Board members were scheduled to discuss the proposal during a work session before a possible vote at a later meeting. The existing policy already prohibited smoking and tobacco use across all campuses, but it did not specifically address e-cigarettes, the battery-powered devices that heat a nicotine-laced liquid into a vapor that users inhale. The revised wording would make clear that all forms of e-cigarettes fall under the same restrictions as traditional tobacco products.
E-cigarettes have often been marketed as a safer alternative for adult smokers trying to quit, and the national market for the devices had grown to roughly $3 billion by the time the Mobile County board took up the issue. But public health researchers were also raising alarms about youth use. A National Institutes of Health report released in December 2014 found that e-cigarettes had overtaken conventional cigarettes in popularity among teenagers, a trend that added urgency to school policy discussions across the country. Under Alabama law, e-cigarette sales are already restricted to buyers 19 and older.

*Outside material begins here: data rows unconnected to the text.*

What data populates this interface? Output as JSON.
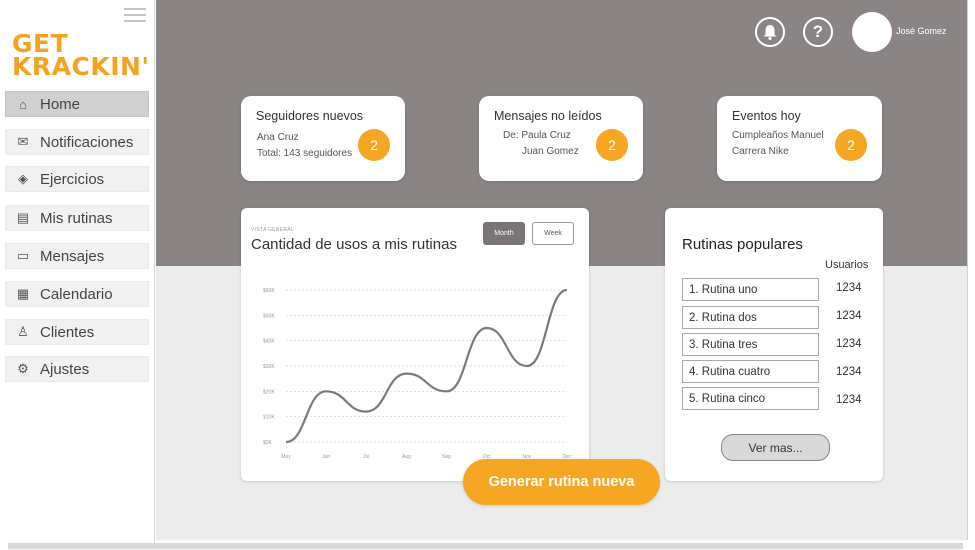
{
  "brand": {
    "logo_line1": "GET",
    "logo_line2": "KRACKIN'",
    "accent": "#f5a623",
    "header_bg": "#8a8584"
  },
  "sidebar": {
    "items": [
      {
        "label": "Home",
        "icon": "home-icon",
        "glyph": "⌂",
        "active": true
      },
      {
        "label": "Notificaciones",
        "icon": "mail-icon",
        "glyph": "✉",
        "active": false
      },
      {
        "label": "Ejercicios",
        "icon": "exercise-diamond-icon",
        "glyph": "◈",
        "active": false
      },
      {
        "label": "Mis rutinas",
        "icon": "document-icon",
        "glyph": "▤",
        "active": false
      },
      {
        "label": "Mensajes",
        "icon": "chat-icon",
        "glyph": "▭",
        "active": false
      },
      {
        "label": "Calendario",
        "icon": "calendar-icon",
        "glyph": "▦",
        "active": false
      },
      {
        "label": "Clientes",
        "icon": "person-icon",
        "glyph": "♙",
        "active": false
      },
      {
        "label": "Ajustes",
        "icon": "gear-icon",
        "glyph": "⚙",
        "active": false
      }
    ]
  },
  "header": {
    "bell_icon": "bell-icon",
    "help_icon": "help-icon",
    "help_glyph": "?",
    "user_name": "José Gomez"
  },
  "stats": [
    {
      "title": "Seguidores nuevos",
      "line1": "Ana Cruz",
      "line2": "Total: 143 seguidores",
      "count": "2"
    },
    {
      "title": "Mensajes no leídos",
      "line1": "De:  Paula Cruz",
      "line2": "Juan Gomez",
      "count": "2"
    },
    {
      "title": "Eventos hoy",
      "line1": "Cumpleaños Manuel",
      "line2": "Carrera Nike",
      "count": "2"
    }
  ],
  "usage_chart": {
    "kicker": "VISTA GENERAL",
    "title": "Cantidad de usos a mis rutinas",
    "toggle_month": "Month",
    "toggle_week": "Week",
    "selected": "Month"
  },
  "chart_data": {
    "type": "line",
    "title": "Cantidad de usos a mis rutinas",
    "x": [
      "May",
      "Jun",
      "Jul",
      "Aug",
      "Sep",
      "Oct",
      "Nov",
      "Dec"
    ],
    "y_ticks": [
      "$0K",
      "$10K",
      "$20K",
      "$30K",
      "$40K",
      "$50K",
      "$60K"
    ],
    "ylim": [
      0,
      60
    ],
    "series": [
      {
        "values": [
          0,
          20,
          12,
          27,
          20,
          45,
          30,
          60
        ],
        "color": "#7d7a79",
        "smooth": true
      }
    ],
    "grid": "horizontal-dotted",
    "legend": "none"
  },
  "popular": {
    "title": "Rutinas populares",
    "column": "Usuarios",
    "rows": [
      {
        "name": "1. Rutina uno",
        "users": "1234"
      },
      {
        "name": "2. Rutina dos",
        "users": "1234"
      },
      {
        "name": "3. Rutina tres",
        "users": "1234"
      },
      {
        "name": "4. Rutina cuatro",
        "users": "1234"
      },
      {
        "name": "5. Rutina cinco",
        "users": "1234"
      }
    ],
    "more_label": "Ver mas..."
  },
  "cta": {
    "label": "Generar rutina nueva"
  }
}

Local officials noted that e-cigarette use had become increasingly visible in places around Mobile where traditional smoking was already prohibited, including retail stores and public venues such as the Mobile Civic Center. The city’s broader smoking ordinance, adopted in 2012, restricts smoking in most public places but does not explicitly mention e-cigarettes, leaving something of a gray area that the school board’s proposed policy aimed to close, at least for its own campuses.

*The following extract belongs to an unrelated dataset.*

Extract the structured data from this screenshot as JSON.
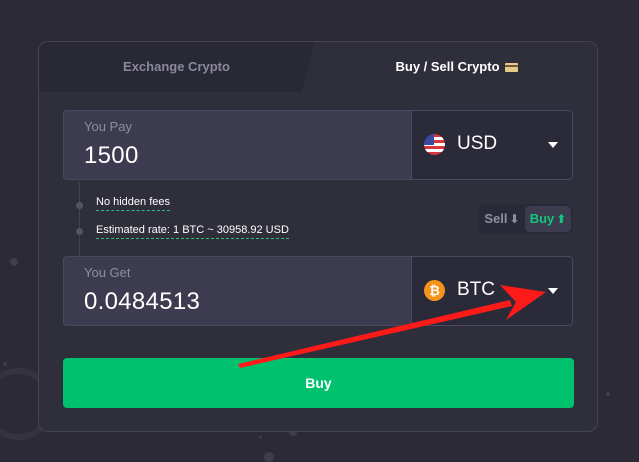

Mobile County would not have been the first South Alabama school system to take this step. The Baldwin County school board updated its own tobacco policy back in November 2013 to explicitly cover e-cigarettes, water vapor cigarettes and other nicotine delivery devices, treating possession by students as a policy violation. Beyond schools, some Baldwin County municipalities had also begun grappling with e-cigarette regulation: the Foley City Council voted in June 2014 to ban the devices in public places and workplaces, while Orange Beach officials discussed a similar measure without taking formal action.
At the federal level, the Food and Drug Administration had proposed rules earlier in 2014 that would subject e-cigarettes to agency review, ban sales to minors nationwide and require warning labels, though the timeline for finalizing those regulations remained uncertain. The Mobile County school board’s discussion reflected a broader reckoning among South Alabama institutions over how to treat a product that didn’t exist when most tobacco policies were originally written.